On Wed, 18 Jan 2012 10:04:23 Keshav Kini wrote:
> On Wed, Jan 18, 2012 at 04:59, Julien Puydt <julien.pu...@laposte.net> 
wrote:
> > This is something I have noticed : on the other hand, having spkg means
> > that to share some experimental code with inexperienced people, it's
> > just a single file to transmit, and it will mostly just work. This is
> > good, and must stay!
> > 
> > On the other hand, that means that each spkg is its own repository,
> > which is quite a pain during development. For example, sage may have
> > foo-3.14.p3, and on some bug report, someone comes up with foo-3.14.p4
> > with a patch (and must hence share the whole big archive instead of the
> > one-liner patch) ; and on another bug report, someone else has a
> > foo-3.14.p4 with another patch (same problem). This also implies that
> > when a new upstream comes, a new spkg must be made, which isn't that
> > trivial. A maintenance pain, as you put it.
> > 
> > Does it really make sense to have the shipped (both mandatory and
> > optional) parts of sage as spkg?

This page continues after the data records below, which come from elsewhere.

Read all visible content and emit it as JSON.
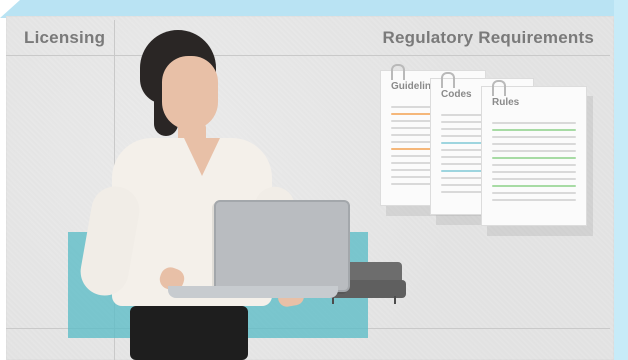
{
  "labels": {
    "left": "Licensing",
    "right": "Regulatory Requirements"
  },
  "documents": [
    {
      "title": "Guidelines"
    },
    {
      "title": "Codes"
    },
    {
      "title": "Rules"
    }
  ],
  "colors": {
    "frame_blue": "#b8e3f2",
    "wall": "#e3e3e3",
    "accent_teal": "#5bbcc6",
    "label_gray": "#7a7a7a"
  }
}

Spkg is nice for optional *and*
> > external stuff, why would it make sense for the "base" install?
> > 
> > Wouldn't it be better to have sage structured like this somewhere (just
> > the inspiration of the moment, don't take this as a polished and
> > perfect design document) :
> > 
> > sage/
> >  mandatory/
> >    upstream/
> >      foo-3.14.tar.bz2
> >      bar-20120115.tar.bz2
> >      ...
> >    foo/
> >      patches/
> >      build-script
> >    bar/
> >     patches/
> >     build-script
> >    ...
> >  optional/ (but shipped with sage)
> >    upstream/
> >      ...
> >    whatever/
> >      ...
> >    ...
> >  spkg/
> >    (the necessary things to list, download& install spkg)
> > 
> > where the tarballs in the upstream directories are the upstream
> > *unmodified* archives.
> > 
> > The advantages would be :
> > 
> > - everything is under the same revision control tree (no more one
> > repository by package [and worse, a tar+bzip2-ed repository!]) ;
> > 
> > - just share patches of a few bytes instead of several megs ;
> > 
> > - it's easy to see if sage has specific patches for something or not ;
> > 
> > - updating a package can be as simple as dropping the new upstream
> > tarball, remove the old and change the version number in the
> > corresponding build-script (one-liner).
> > 
> > - it's easier to share in-progress work within the community : just get
> > the repository, and you'll know what is 4.8.alpha1 [it's tagged],
> > you'll even see the changes of the day by the maintainers ;
> > 
> > Just some thoughts,
> > 
> > Snark on #sagemath
> 
> Isn't this basically what sage-on-gentoo is doing right now? In fact,
> they take it even further - patches and setup scripts for ALL packages
> are in the same repository, and upstream sources for ALL packages are
> downloaded at build time. See http://github.com/cschwan/sage-on-gentoo
> .
> 
> Burcin's lmonade ( http://lmona.de/ ) is doing something similar, but
> with Gentoo Prefix instead of Gentoo (so that you can run it on other
> distros). And it looks like the focus of lmonade is broader than Sage,
> by the way (just guessing from what I see on the website). Personally
> I think this kind of approach (sage-on-gentoo / gentoo prefix) is
> ideal for distributing Sage. We shouldn't need SPKGs at all. All the
> setup scripts being under one repository is a much better idea, as you
> said.
> 
Let's not get out of focus here. Switching to stuff like sage-on-gentoo (on 
a prefix) or lmonade is in the future. We need to get it running properly
first. The present is the fate of the twisted spkg.

A discussion on alternative building strategy for sage is nice but should
really belong to another thread. For now, you are welcome to try it
and tell us what's wrong with it in your opinion. There is definitely 
scope to talk about on sage-devel but in its own thread.